By John Richardson
SOME 10-15m tonne/year of coal-to-olefins (CTO) capacity in China is being considered, has already received approval or is in the planning stage, according to a report by Woori.
“Major coal companies, petrochemical companies and foreign petrochemical players are all known to be planning CTO plant construction in China’s north western regions,” says the South Korea-headquartered bank.
“Assuming that it takes 3-5 years to build these plants and run test operations, most of these new facilities are expected to start shipping out product (from) around 2014.”
China’s CTO industry is cost competitive with imports provided oil prices are above $80/bbl, according to the China Petroleum & Chemical Industry Association.

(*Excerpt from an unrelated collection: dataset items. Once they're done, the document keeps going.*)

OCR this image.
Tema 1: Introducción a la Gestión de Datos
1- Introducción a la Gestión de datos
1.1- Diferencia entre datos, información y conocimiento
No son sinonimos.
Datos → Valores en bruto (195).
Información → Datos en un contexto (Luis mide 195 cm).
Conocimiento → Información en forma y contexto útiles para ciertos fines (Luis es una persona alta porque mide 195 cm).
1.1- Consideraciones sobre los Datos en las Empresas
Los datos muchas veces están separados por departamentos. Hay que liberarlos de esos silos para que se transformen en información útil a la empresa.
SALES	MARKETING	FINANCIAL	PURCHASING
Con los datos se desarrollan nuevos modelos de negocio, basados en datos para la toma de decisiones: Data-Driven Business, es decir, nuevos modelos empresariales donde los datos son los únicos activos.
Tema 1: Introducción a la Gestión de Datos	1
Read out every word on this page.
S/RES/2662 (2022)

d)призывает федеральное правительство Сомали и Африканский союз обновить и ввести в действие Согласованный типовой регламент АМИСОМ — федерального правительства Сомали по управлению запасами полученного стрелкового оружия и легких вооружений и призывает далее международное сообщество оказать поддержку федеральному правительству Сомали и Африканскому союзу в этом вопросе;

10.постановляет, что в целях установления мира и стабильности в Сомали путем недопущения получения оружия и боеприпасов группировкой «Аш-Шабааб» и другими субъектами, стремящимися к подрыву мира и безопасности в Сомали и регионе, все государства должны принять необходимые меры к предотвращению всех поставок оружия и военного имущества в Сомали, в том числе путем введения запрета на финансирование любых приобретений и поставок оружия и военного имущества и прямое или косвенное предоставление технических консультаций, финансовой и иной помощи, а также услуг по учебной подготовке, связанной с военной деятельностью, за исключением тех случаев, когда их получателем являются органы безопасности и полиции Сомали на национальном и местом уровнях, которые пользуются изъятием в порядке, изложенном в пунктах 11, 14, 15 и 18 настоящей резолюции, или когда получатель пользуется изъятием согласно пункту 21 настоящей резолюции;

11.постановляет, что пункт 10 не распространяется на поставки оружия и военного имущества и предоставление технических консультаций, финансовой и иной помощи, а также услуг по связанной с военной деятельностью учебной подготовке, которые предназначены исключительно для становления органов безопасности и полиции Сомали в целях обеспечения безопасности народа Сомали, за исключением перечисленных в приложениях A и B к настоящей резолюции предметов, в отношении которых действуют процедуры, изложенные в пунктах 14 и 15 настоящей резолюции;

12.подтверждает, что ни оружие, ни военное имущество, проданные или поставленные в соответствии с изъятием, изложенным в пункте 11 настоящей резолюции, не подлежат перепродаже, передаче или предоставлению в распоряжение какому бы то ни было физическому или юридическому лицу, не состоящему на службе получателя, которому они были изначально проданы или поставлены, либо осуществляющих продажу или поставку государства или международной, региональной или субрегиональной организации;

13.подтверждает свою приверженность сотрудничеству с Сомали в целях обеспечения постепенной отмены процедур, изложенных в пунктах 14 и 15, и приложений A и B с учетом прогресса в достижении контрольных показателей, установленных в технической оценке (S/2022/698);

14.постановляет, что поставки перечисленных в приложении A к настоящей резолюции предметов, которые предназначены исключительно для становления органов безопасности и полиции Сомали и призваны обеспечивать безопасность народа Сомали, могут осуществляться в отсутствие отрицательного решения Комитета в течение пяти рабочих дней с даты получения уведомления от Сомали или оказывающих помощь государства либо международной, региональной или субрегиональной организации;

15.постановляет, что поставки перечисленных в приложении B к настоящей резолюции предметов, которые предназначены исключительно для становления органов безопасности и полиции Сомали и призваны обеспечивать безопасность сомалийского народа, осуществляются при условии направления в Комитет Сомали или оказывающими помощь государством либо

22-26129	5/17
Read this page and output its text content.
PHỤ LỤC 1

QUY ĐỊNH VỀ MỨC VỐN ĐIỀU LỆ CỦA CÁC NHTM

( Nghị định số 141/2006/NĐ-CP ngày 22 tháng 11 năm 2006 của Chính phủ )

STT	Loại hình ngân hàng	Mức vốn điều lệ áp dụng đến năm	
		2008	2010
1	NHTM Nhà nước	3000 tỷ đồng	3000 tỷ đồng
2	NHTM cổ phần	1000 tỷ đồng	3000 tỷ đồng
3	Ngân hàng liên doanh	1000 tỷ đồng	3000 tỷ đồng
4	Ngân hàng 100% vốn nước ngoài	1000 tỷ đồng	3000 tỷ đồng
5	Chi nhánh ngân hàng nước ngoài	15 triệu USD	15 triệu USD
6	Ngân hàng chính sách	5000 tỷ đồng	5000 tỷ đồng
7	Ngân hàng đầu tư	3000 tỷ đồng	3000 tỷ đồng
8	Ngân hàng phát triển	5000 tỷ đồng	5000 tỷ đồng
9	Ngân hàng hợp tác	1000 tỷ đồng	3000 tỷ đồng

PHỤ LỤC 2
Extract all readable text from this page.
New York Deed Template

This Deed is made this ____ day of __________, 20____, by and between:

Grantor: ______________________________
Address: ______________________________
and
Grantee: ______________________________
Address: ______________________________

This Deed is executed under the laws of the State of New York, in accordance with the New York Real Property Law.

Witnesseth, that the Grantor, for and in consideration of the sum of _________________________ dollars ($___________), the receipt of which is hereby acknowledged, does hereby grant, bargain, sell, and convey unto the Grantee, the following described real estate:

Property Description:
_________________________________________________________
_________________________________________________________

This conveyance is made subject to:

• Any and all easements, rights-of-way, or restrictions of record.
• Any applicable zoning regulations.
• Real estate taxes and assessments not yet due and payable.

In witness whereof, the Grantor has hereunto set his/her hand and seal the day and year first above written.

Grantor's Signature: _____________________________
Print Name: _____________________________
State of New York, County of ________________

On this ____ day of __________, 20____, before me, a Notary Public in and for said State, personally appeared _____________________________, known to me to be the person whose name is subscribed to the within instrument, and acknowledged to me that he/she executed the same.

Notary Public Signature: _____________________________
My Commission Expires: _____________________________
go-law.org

In the past it was argued that high logistics costs posed a threat to CTO economics. As the industry is located in northwest China, close to the country’s big coal reserves, it is a long way from the major olefin derivative consumption markets in southern and eastern China.
But industry consultants now argue that improving rail links mean that logistics are no longer a major drawback.
And the coal companies behind some these projects see much greater value in making polymers downstream of CTO production than just selling coal. Coal often trades at around $100/tonne, whereas polyethylene (PE) and polypropylene (PP) prices are usually in excess of $1,000/tonne.
At the moment, there are quality issues relating to PE and PP made via the CTO process.
However, once technical problems are resolved via the development of highly efficient catalysts and improved facility stability, PP supply via CTO should have a significant effect on supply and demand from around 2014, believes Woori.
PE supply and demand will also be influenced by the CTO industry from 2014, but only in low-value end-use applications, adds the bank.
CTO expansions are part of China’s plan to raise ethylene equivalent self-sufficiency to 64 percent by 2015 from 48 percent in 2010.
Its target for propylene self-sufficiency is 77 percent by 2015 from 63 percent in 2010.
This should give overseas project proponents pause for thought.
So should concerns that China’s economy could face lower GDP growth over the next decade as it makes the painful adjustment from investment-driven to domestic-driven growth.
US PE producers are already finding it harder to export to China. In the first half of this year North American Free Trade Agreement (NAFTA) shipments to China were down by 59 percent over H1 2010, according to Global Trade Information Services.
How will the US sell greater volumes of PE exports, once shale gas-driven expansions come on-stream, in a China market increasingly dominated by local production?
The US industry might well argue that if CTO-derived PE continues to only penetrate low value end-use markets, they have a technology edge.
How big will higher-value China PE markets become, though?